Le chef de l’Etat togolais, qui s’est personnellement impliqué dans ce projet, a exhorté les parties prenantes à faire de Togo Invest un modèle en matière de gouvernance d’entreprise. « Si cette holding
n’est pas gérée en respectant les critères internationaux, il est sûr que nous ne pourrons pas attirer les investisseurs privés dont nous avons besoin. Ils ne viendront pas
si nous sommes continuellement dans l’instabilité et dans les désordres sociaux ou s’ils ne trouvent pas une main-d’œuvre qualifiée dans notre pays», explique Faure Gnassingbé. 

SORTIR LE TOGO DES PMA

Le programme économique mis en place par le gouvernement pour 2011-2015 parie sur l’accélération de la croissance, la promotion
de l’emploi et ce qu’il appelle « l’inclusion sociale », dans un contexte qui reste marqué par un taux de pauvreté élevé (58,7 %), un taux de chômage de l’ordre de 3,5 % et un
taux de sous-emploi estimé à 29,1 %. Autant d’indicateurs qui maintiendront le Togo, si rien n’est fait, dans la catégorie des pays les moins avancés (PMA) jusqu’en 2030. « Une thérapie de choc s’impose donc comme une nécessité si le Togo veut parvenir à un taux de croissance bien supérieur à 7 %, le minimum requis
selon les spécialistes du développement pour inverser de manière significative les tendances en matière de pauvreté », pointent encore les experts économiques du gouvernement.

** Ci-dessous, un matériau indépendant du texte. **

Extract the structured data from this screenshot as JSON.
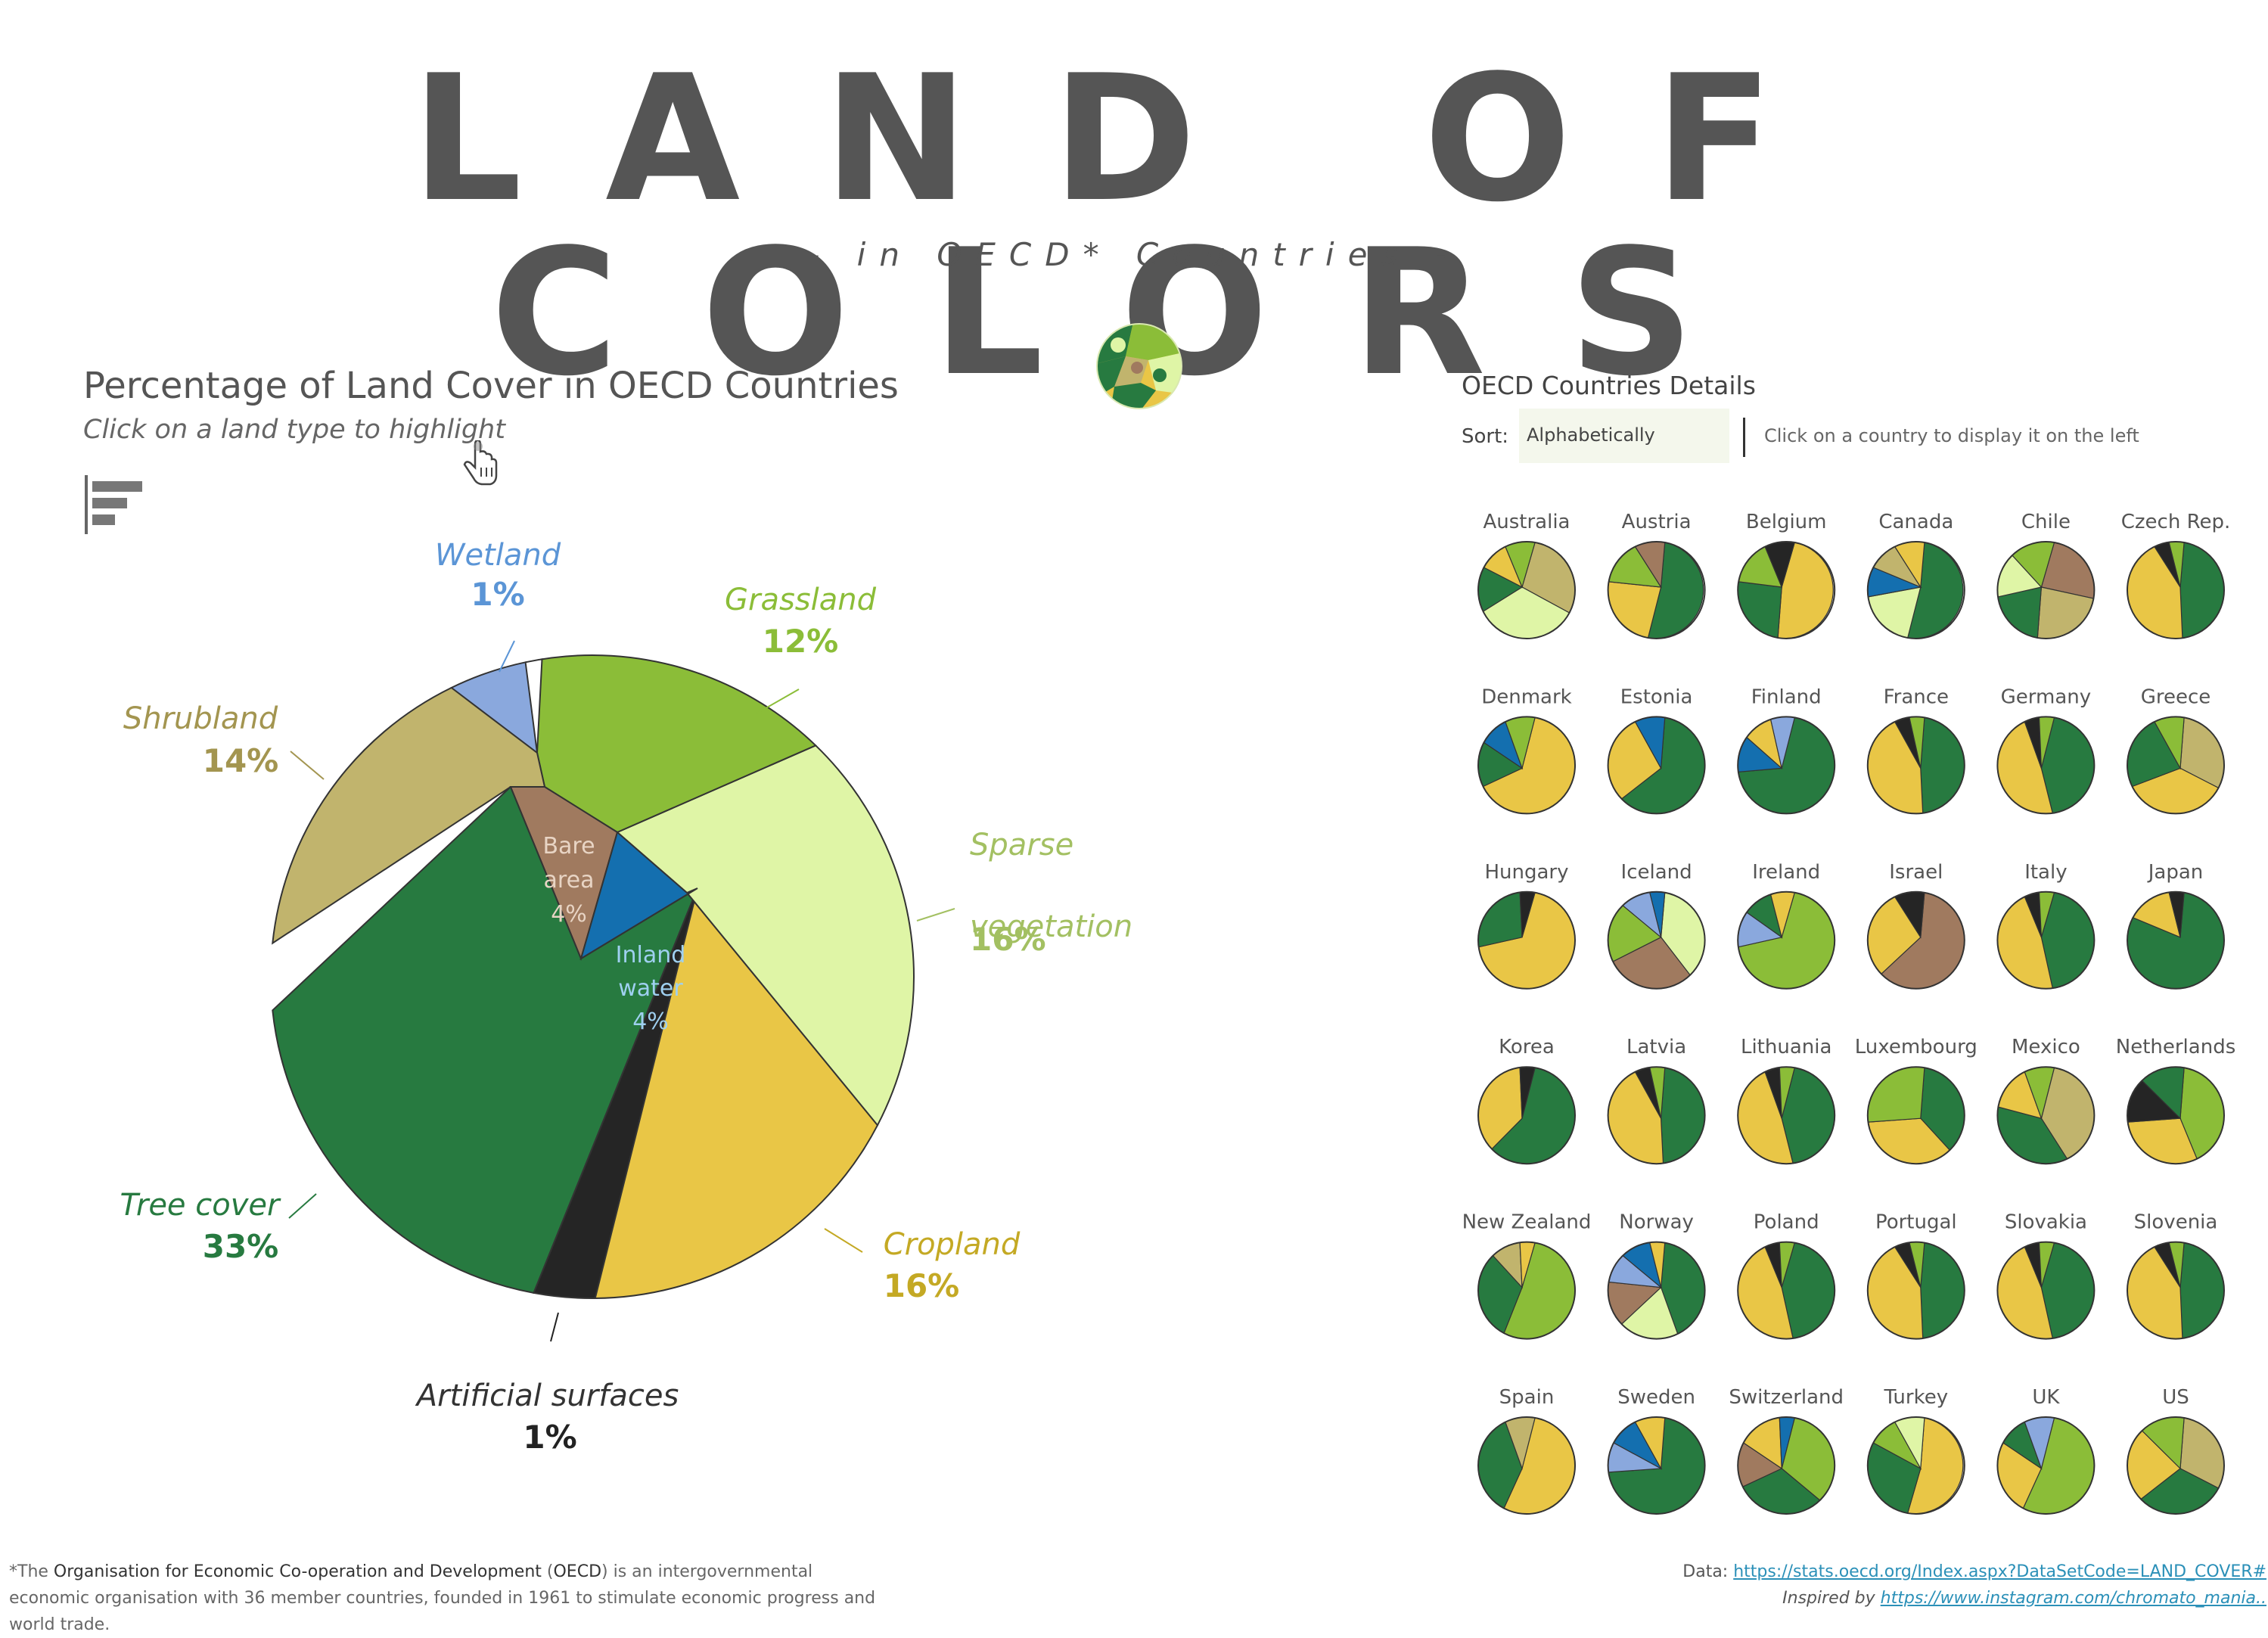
{
  "header": {
    "title": "LAND OF COLORS",
    "subtitle": "- in OECD* Countries -"
  },
  "chart_header": {
    "title": "Percentage of Land Cover in OECD Countries",
    "hint": "Click on a land type to highlight"
  },
  "chart_data": {
    "type": "pie",
    "title": "Percentage of Land Cover in OECD Countries",
    "categories": [
      {
        "name": "Tree cover",
        "value": 33,
        "label": "33%",
        "color": "#277a40"
      },
      {
        "name": "Cropland",
        "value": 16,
        "label": "16%",
        "color": "#e9c646"
      },
      {
        "name": "Sparse vegetation",
        "value": 16,
        "label": "16%",
        "color": "#dff5a6"
      },
      {
        "name": "Grassland",
        "value": 12,
        "label": "12%",
        "color": "#8bbd38"
      },
      {
        "name": "Shrubland",
        "value": 14,
        "label": "14%",
        "color": "#c1b46d"
      },
      {
        "name": "Wetland",
        "value": 1,
        "label": "1%",
        "color": "#8aa8dd"
      },
      {
        "name": "Artificial surfaces",
        "value": 1,
        "label": "1%",
        "color": "#252525"
      },
      {
        "name": "Bare area",
        "value": 4,
        "label": "4%",
        "color": "#a07a5f"
      },
      {
        "name": "Inland water",
        "value": 4,
        "label": "4%",
        "color": "#146faf"
      }
    ]
  },
  "details": {
    "title": "OECD Countries Details",
    "sort_label": "Sort:",
    "sort_value": "Alphabetically",
    "hint": "Click on a country to display it on the left",
    "countries": [
      "Australia",
      "Austria",
      "Belgium",
      "Canada",
      "Chile",
      "Czech Rep.",
      "Denmark",
      "Estonia",
      "Finland",
      "France",
      "Germany",
      "Greece",
      "Hungary",
      "Iceland",
      "Ireland",
      "Israel",
      "Italy",
      "Japan",
      "Korea",
      "Latvia",
      "Lithuania",
      "Luxembourg",
      "Mexico",
      "Netherlands",
      "New Zealand",
      "Norway",
      "Poland",
      "Portugal",
      "Slovakia",
      "Slovenia",
      "Spain",
      "Sweden",
      "Switzerland",
      "Turkey",
      "UK",
      "US"
    ]
  },
  "footer": {
    "note_prefix": "*The ",
    "org_name": "Organisation for Economic Co-operation and Development",
    "org_paren_open": " (",
    "org_abbr": "OECD",
    "note_rest": ") is an intergovernmental economic organisation with 36 member countries, founded in 1961 to stimulate economic progress and world trade.",
    "data_label": "Data: ",
    "data_url": "https://stats.oecd.org/Index.aspx?DataSetCode=LAND_COVER#",
    "inspired_label": "Inspired by ",
    "inspired_url": "https://www.instagram.com/chromato_mania.."
  }
}
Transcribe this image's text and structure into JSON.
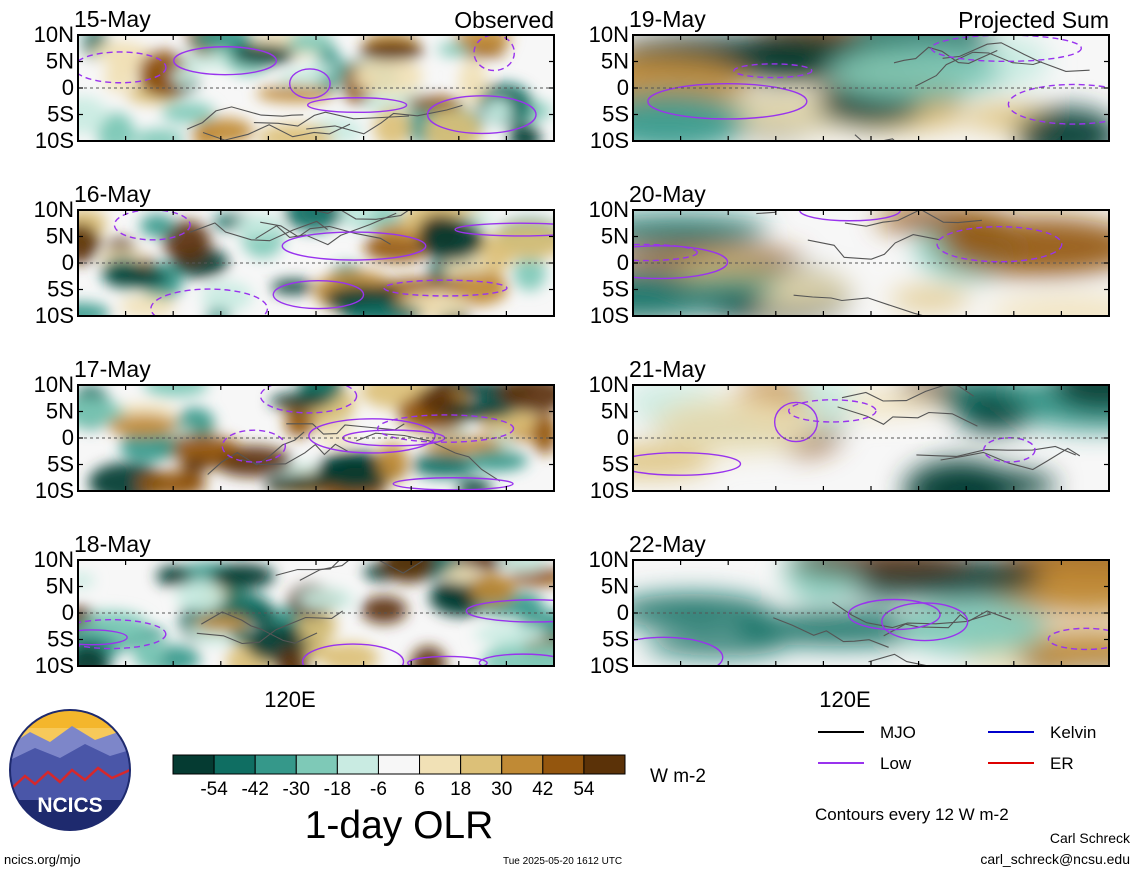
{
  "chart_data": {
    "type": "heatmap",
    "title": "1-day OLR",
    "units": "W m-2",
    "colorbar_labels": [
      "-54",
      "-42",
      "-30",
      "-18",
      "-6",
      "6",
      "18",
      "30",
      "42",
      "54"
    ],
    "colorbar_colors": [
      "#053b32",
      "#0f6e62",
      "#35988a",
      "#7ec9b7",
      "#c9ebe2",
      "#f7f7f7",
      "#f1e1b6",
      "#dcc078",
      "#c08a35",
      "#94560e",
      "#5b3208"
    ],
    "ylabels": [
      "10N",
      "5N",
      "0",
      "5S",
      "10S"
    ],
    "xlabel_left": "120E",
    "xlabel_right": "120E",
    "columns": [
      {
        "heading": "Observed",
        "panels": [
          "15-May",
          "16-May",
          "17-May",
          "18-May"
        ]
      },
      {
        "heading": "Projected Sum",
        "panels": [
          "19-May",
          "20-May",
          "21-May",
          "22-May"
        ]
      }
    ],
    "legend": [
      {
        "label": "MJO",
        "color": "#000000"
      },
      {
        "label": "Kelvin",
        "color": "#0000cc"
      },
      {
        "label": "Low",
        "color": "#9933ee"
      },
      {
        "label": "ER",
        "color": "#dd0000"
      }
    ]
  },
  "contours_note": "Contours every 12 W m-2",
  "logo_text": "NCICS",
  "footer": {
    "site": "ncics.org/mjo",
    "timestamp": "Tue 2025-05-20 1612 UTC",
    "author": "Carl Schreck",
    "email": "carl_schreck@ncsu.edu"
  }
}
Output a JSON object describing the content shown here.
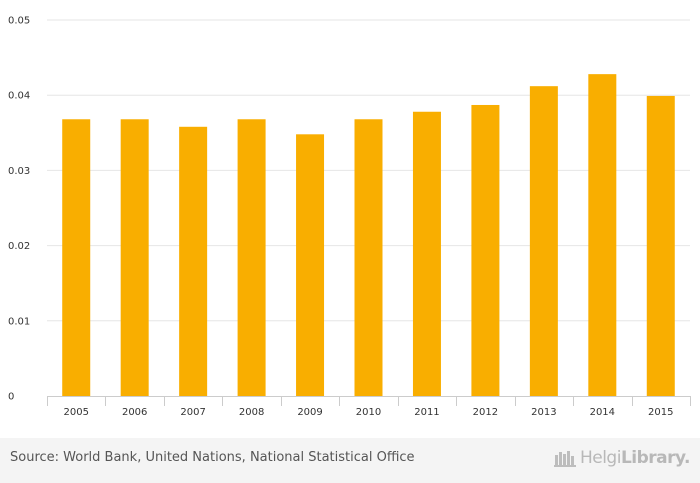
{
  "chart_data": {
    "type": "bar",
    "title": "",
    "xlabel": "",
    "ylabel": "",
    "categories": [
      "2005",
      "2006",
      "2007",
      "2008",
      "2009",
      "2010",
      "2011",
      "2012",
      "2013",
      "2014",
      "2015"
    ],
    "values": [
      0.0368,
      0.0368,
      0.0358,
      0.0368,
      0.0348,
      0.0368,
      0.0378,
      0.0387,
      0.0412,
      0.0428,
      0.0399
    ],
    "ylim": [
      0,
      0.05
    ],
    "yticks": [
      0,
      0.01,
      0.02,
      0.03,
      0.04,
      0.05
    ],
    "ytick_labels": [
      "0",
      "0.01",
      "0.02",
      "0.03",
      "0.04",
      "0.05"
    ],
    "grid": true,
    "bar_color": "#f9ae00"
  },
  "footer": {
    "source": "Source: World Bank, United Nations, National Statistical Office",
    "brand_part1": "Helgi",
    "brand_part2": "Library."
  },
  "colors": {
    "bar": "#f9ae00",
    "grid": "#e6e6e6",
    "footer_bg": "#f4f4f4",
    "brand": "#b8b8b8"
  }
}
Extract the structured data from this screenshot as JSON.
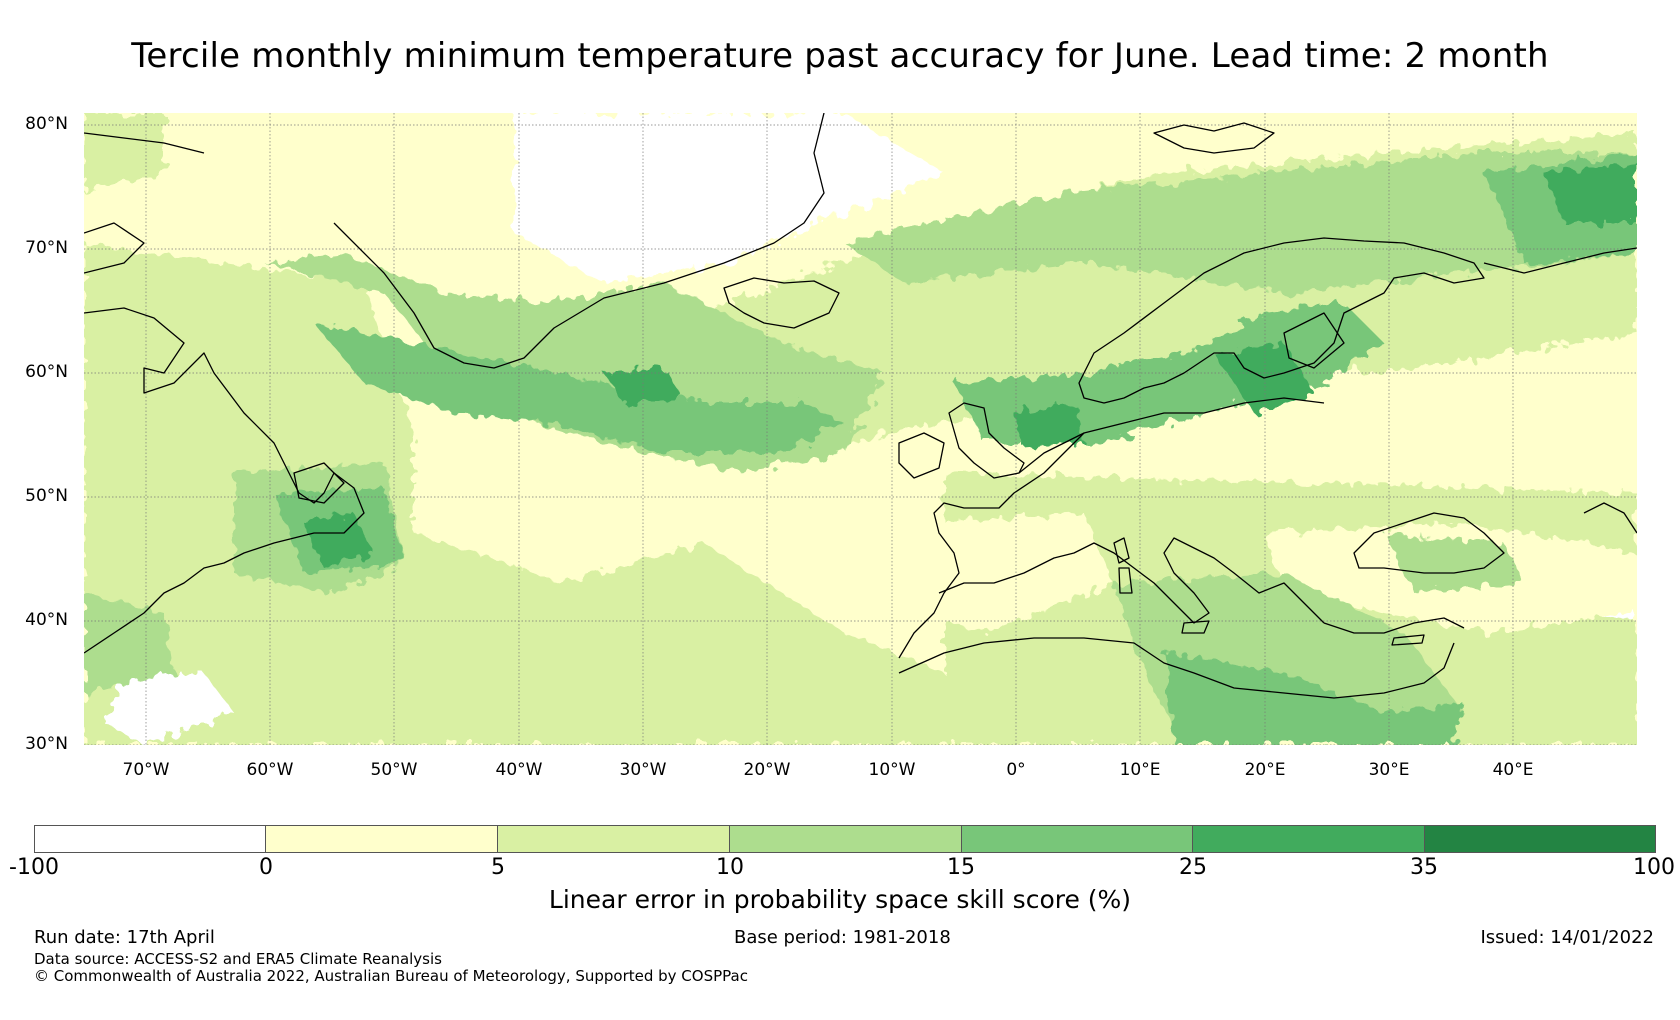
{
  "title": "Tercile monthly minimum temperature past accuracy for June. Lead time: 2 month",
  "map": {
    "lat_labels": [
      "80°N",
      "70°N",
      "60°N",
      "50°N",
      "40°N",
      "30°N"
    ],
    "lon_labels": [
      "70°W",
      "60°W",
      "50°W",
      "40°W",
      "30°W",
      "20°W",
      "10°W",
      "0°",
      "10°E",
      "20°E",
      "30°E",
      "40°E"
    ],
    "region": "North Atlantic / Europe",
    "lon_range": [
      -75,
      50
    ],
    "lat_range": [
      30,
      81
    ]
  },
  "colorbar": {
    "ticks": [
      "-100",
      "0",
      "5",
      "10",
      "15",
      "25",
      "35",
      "100"
    ],
    "colors": [
      "#ffffff",
      "#ffffcc",
      "#d9f0a3",
      "#addd8e",
      "#78c679",
      "#41ab5d",
      "#238443"
    ],
    "label": "Linear error in probability space skill score (%)"
  },
  "footer": {
    "run_date": "Run date: 17th April",
    "base_period": "Base period: 1981-2018",
    "issued": "Issued: 14/01/2022",
    "data_source": "Data source: ACCESS-S2 and ERA5 Climate Reanalysis",
    "copyright": "© Commonwealth of Australia 2022, Australian Bureau of Meteorology, Supported by COSPPac"
  }
}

Ainsi, le Conseil présidentiel pour l’investissement, mis en place par le président togolais en janvier 2011, avait préconisé dans cette optique une approche basée sur le modèle du corridor de développement. La position géographique du Togo, qui dispose du seul port en eau profonde de la sous- région, représente de ce point de vue un atout stratégique.
Togo Invest engagera des investissements et prendra des actions, y compris des actifs constitués d’éléments du patrimoine de l’Etat, dans diverses sociétés privées, pour aider le gouvernement togolais à réaliser ce corridor.